Appeal by the defendant, by permission, from an order of the Supreme Court, Kings County (Aiello, J.), dated July 13, 1994, which denied, after a hearing, his motion pursuant to CPL 440.10 to vacate a judgment of the same court, rendered October 4, 1989, convicting him of murder in the second degree and criminal possession of a weapon in the second degree, upon a jury verdict, and imposing sentence.
Ordered that the order is reversed, on the law, the defendant’s motion to vacate the judgment is granted, the judgment is vacated, and a new trial is ordered.

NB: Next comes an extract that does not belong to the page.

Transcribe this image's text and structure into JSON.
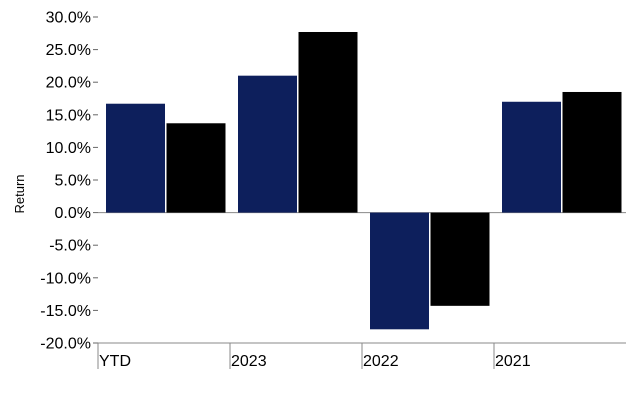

We agree with the defendant that the court erred in ruling that the notes of the Assistant District Attorney did not constitute Rosario material as to a detective’s testimony at trial. The entry in the notes of the Assistant District Attorney related to the subject matter of the detective’s trial testimony. In addition, the information contained in the notes of the Assistant District Attorney cannot be considered a duplicative equiva*500lent of other disclosed materials. Accordingly, since the defendant’s direct appeal had not been exhausted when he made his CPL 440.10 motion, the per se error rule is applicable, and the judgment of conviction must be vacated (see, People v Rosario, 9 NY2d 286; People v Ranghelle, 69 NY2d 56; People v Young, 79 NY2d 365; People v Jackson, 78 NY2d 638).
The defendant’s remaining contentions are without merit. Thompson, J. P., Hart, Goldstein and McGinity, JJ., concur.